Now we’re adding some complexity:

Edges have two attributes: weight and color.
The color is an RGB triple where each channel is a float in the range [0, 1].
When using nx.from_pandas_edgelist() to produce a graph we have to tell it about the per-edge attributes: edge_attr=['weight', 'color']
NetworkX doesn’t do much with complex edges so we have to extract the data as edge_weights and edge_colors to use later as parameters.
The nx.draw() function has limited smarts on some forms of rendering, so we include use of nx.draw_networkx_edge_labels() to render the weights as values on each edge.
The way nx.draw() and nx.draw_networkx_edge_labels() share an understanding of node locations is via the node_positions layout object. In the previous examples it was only used once per rendering so its role was less apparent, but here we see it used to layer on rendering details. The object provides node coordinates in the rendering. I added a Python type alias to cover the kinds of data passed back by various layout algorithms:

NodeLayout: typing.TypeAlias = dict[typing.Hashable, list[float]]
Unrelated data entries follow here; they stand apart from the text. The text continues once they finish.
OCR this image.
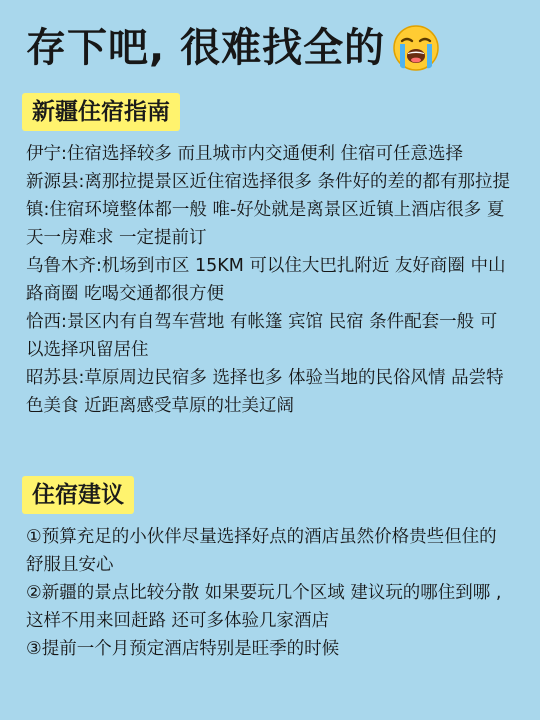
存下吧, 很难找全的
新疆住宿指南

伊宁:住宿选择较多 而且城市内交通便利 住宿可任意选择

新源县:离那拉提景区近住宿选择很多 条件好的差的都有那拉提镇:住宿环境整体都一般 唯-好处就是离景区近镇上酒店很多 夏天一房难求 一定提前订

乌鲁木齐:机场到市区 15KM 可以住大巴扎附近 友好商圈 中山路商圈 吃喝交通都很方便

恰西:景区内有自驾车营地 有帐篷 宾馆 民宿 条件配套一般 可以选择巩留居住

昭苏县:草原周边民宿多 选择也多 体验当地的民俗风情 品尝特色美食 近距离感受草原的壮美辽阔

住宿建议

①预算充足的小伙伴尽量选择好点的酒店虽然价格贵些但住的舒服且安心

②新疆的景点比较分散 如果要玩几个区域 建议玩的哪住到哪 ,这样不用来回赶路 还可多体验几家酒店

③提前一个月预定酒店特别是旺季的时候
Now we get a much richer rendering with per-edge weight labels and per-edge colors:

In future articles I expect to need to use various analytic techniques on graphs. Even without that, NetworkX can help with rendering images that support an explanation for how data is being transformed or analyzed.

References

Edits

2025-08-22: Added terminology for inedges and outedges.